Slurm displays a job's exit code in the output of the scontrol show job and the sview utility. Slurm displays job step exit codes in the output of the scontrol show step and the sview utility.
-
For sbatch jobs, the exit code that is captured is the output of the batch script.
-
For salloc jobs, the exit code will be the return value of the exit call that terminates the salloc session.
-
For srun, the exit code will be the return value of the command that srun executes.
-
Exit codes triggered by the user application depend on specific compilers, e.g. List of Intel Fortran Run-Time Error Messages
Details about SLURM exit codes:
General information on SLURM exit codes (SLURM documentation)

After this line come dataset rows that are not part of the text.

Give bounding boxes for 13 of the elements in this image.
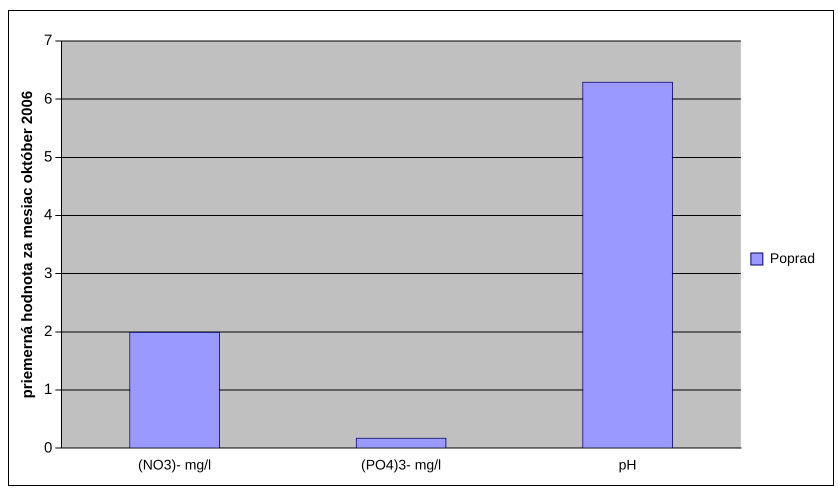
legend-label: Poprad: [770, 250, 816, 266]
y-tick-label: 5: [44, 148, 52, 166]
y-axis-title: priemerná hodnota za mesiac október 2006: [19, 90, 36, 398]
y-tick-label: 3: [44, 264, 52, 282]
x-tick-label: pH: [618, 456, 637, 472]
y-tick-label: 6: [44, 90, 52, 108]
y-tick-label: 2: [44, 323, 52, 340]
y-tick-label: 7: [44, 32, 52, 50]
x-tick-label: (NO3)- mg/l: [138, 456, 212, 472]
y-tick-label: 4: [44, 206, 52, 224]
y-tick-label: 1: [44, 381, 52, 398]
y-tick-label: 0: [44, 439, 52, 456]
x-tick-label: (PO4)3- mg/l: [361, 456, 442, 472]
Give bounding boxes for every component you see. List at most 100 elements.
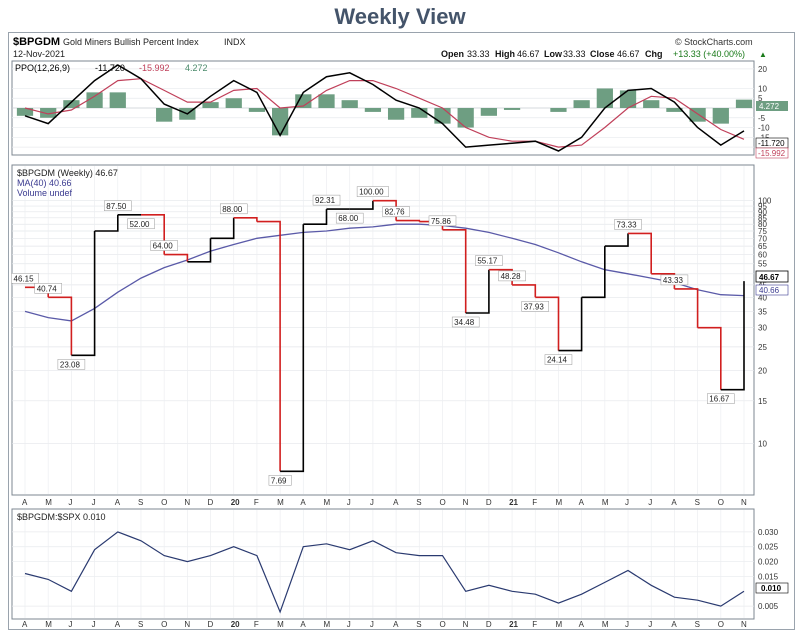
price-annotation-label: 55.17: [477, 257, 498, 266]
price-annotation-box: [11, 273, 39, 284]
x-axis-tick-label: O: [161, 620, 167, 629]
price-step-segment: [94, 214, 119, 232]
price-step-segment: [349, 200, 374, 210]
x-axis-tick-label: J: [92, 498, 96, 507]
price-step-segment: [303, 209, 328, 225]
last-price-box: [755, 270, 789, 283]
header-copyright: © StockCharts.com: [675, 37, 753, 47]
ratio-value-box: [755, 582, 789, 594]
x-axis-tick-label: A: [671, 498, 677, 507]
x-axis-tick-label: F: [532, 620, 537, 629]
price-axis: 100959085807570656055504540353025201510: [758, 197, 772, 449]
ppo-histogram-bar: [63, 100, 80, 108]
price-tick-label: 95: [758, 202, 767, 211]
x-axis-tick-label: J: [347, 498, 351, 507]
ohlc-readout: Open 33.33 High 46.67 Low 33.33 Close 46…: [441, 49, 767, 59]
x-axis-tick-label: 20: [231, 620, 240, 629]
price-annotation-box: [150, 240, 178, 251]
x-axis-tick-label: O: [439, 620, 445, 629]
x-axis-tick-label: S: [138, 620, 143, 629]
x-axis-tick-label: A: [22, 498, 28, 507]
price-annotation-box: [521, 301, 550, 312]
ppo-tick-label: 5: [758, 94, 763, 103]
price-annotation-box: [34, 283, 62, 294]
price-annotation-box: [707, 393, 735, 404]
header-date: 12-Nov-2021: [13, 49, 65, 59]
price-step-segment: [604, 233, 629, 247]
price-annotation-label: 68.00: [338, 214, 359, 223]
open-label: Open: [441, 49, 464, 59]
price-annotation-box: [312, 194, 341, 206]
ppo-legend: PPO(12,26,9) -11.720 -15.992 4.272: [15, 63, 208, 73]
ratio-tick-label: 0.030: [758, 528, 779, 537]
price-annotation-box: [660, 274, 689, 286]
ratio-legend: $BPGDM:$SPX 0.010: [17, 512, 106, 522]
price-step-segment: [512, 284, 537, 298]
ratio-grid: [12, 510, 754, 618]
x-axis-tick-label: N: [184, 498, 190, 507]
price-annotation-box: [57, 359, 86, 370]
x-axis-tick-label: 21: [509, 498, 518, 507]
price-annotation-label: 37.93: [524, 302, 545, 311]
ppo-histogram-bar: [411, 108, 428, 118]
price-step-segment: [674, 288, 699, 328]
last-price-value: 46.67: [759, 273, 780, 282]
price-step-line: [25, 199, 745, 473]
price-annotation-label: 34.48: [454, 318, 475, 327]
price-step-segment: [535, 296, 560, 351]
ppo-legend-label: PPO(12,26,9): [15, 63, 70, 73]
price-annotation-box: [104, 200, 132, 212]
ppo-tick-label: 10: [758, 84, 767, 93]
ppo-histogram-bar: [550, 108, 567, 112]
x-axis-tick-label: M: [277, 620, 284, 629]
price-annotation-label: 100.00: [359, 188, 384, 197]
x-axis-tick-label: N: [463, 498, 469, 507]
x-axis-tick-label: A: [579, 620, 585, 629]
x-axis-tick-label: M: [45, 498, 52, 507]
x-axis-tick-label: O: [439, 498, 445, 507]
ppo-histogram-bar: [318, 94, 335, 108]
ppo-right-labels: 4.272 -11.720 -15.992: [755, 101, 789, 159]
chart-frame: $BPGDM Gold Miners Bullish Percent Index…: [8, 32, 795, 630]
x-axis-tick-label: A: [115, 498, 121, 507]
price-annotation-box: [451, 316, 480, 328]
x-axis-tick-label: D: [208, 498, 214, 507]
volume-legend: Volume undef: [17, 188, 73, 198]
open-value: 33.33: [467, 49, 490, 59]
x-axis-tick-label: J: [648, 620, 652, 629]
header-symbol: $BPGDM: [13, 36, 60, 48]
price-tick-label: 55: [758, 260, 767, 269]
price-annotation-label: 75.86: [431, 217, 452, 226]
ppo-histogram-bar: [503, 108, 521, 110]
ppo-histogram-bar: [619, 90, 637, 108]
x-axis-tick-label: A: [579, 498, 585, 507]
x-axis-tick-label: O: [718, 620, 724, 629]
x-axis-bottom: A M J J A S O N D 20 F M A M J J A S O N D 21 F M A M J J A S O N: [22, 620, 747, 629]
x-axis-tick-label: M: [602, 498, 609, 507]
x-axis-tick-label: A: [393, 498, 399, 507]
ppo-histogram-bar: [341, 100, 358, 108]
x-axis-tick-label: M: [45, 620, 52, 629]
price-annotation-box: [356, 186, 389, 197]
ppo-histogram-bar: [712, 108, 729, 124]
x-axis-tick-label: 20: [231, 498, 240, 507]
price-tick-label: 60: [758, 251, 767, 260]
chg-label: Chg: [645, 49, 663, 59]
price-annotation-label: 43.33: [663, 276, 684, 285]
price-annotation-box: [219, 203, 248, 215]
price-annotation-label: 87.50: [106, 202, 127, 211]
header-exchange: INDX: [224, 37, 246, 47]
header-index-name: Gold Miners Bullish Percent Index: [63, 37, 199, 47]
ratio-panel-border: [11, 508, 755, 620]
x-axis-tick-label: M: [324, 620, 331, 629]
price-annotation-label: 7.69: [271, 476, 287, 485]
price-annotation-label: 16.67: [709, 395, 730, 404]
x-axis-tick-label: A: [671, 620, 677, 629]
price-tick-label: 30: [758, 324, 767, 333]
ppo-tick-label: -10: [758, 124, 770, 133]
price-tick-label: 90: [758, 208, 767, 217]
x-axis-tick-label: M: [324, 498, 331, 507]
price-annotation-label: 40.74: [37, 284, 58, 293]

List of SLURM exit codes and their meanings
A GUI for job management
The command sview is available to inspect and modify jobs via a graphical user interface:
- To identify your jobs among the many ones in the list, select either the "specific user's jobs" or the "job ID" item from the menu "Actions Y Search"
- By right-clicking on a job of yours and selecting "Edit job" in the context menu, you can obtain a window which allows to modify the job settings. Please be careful about committing your changes.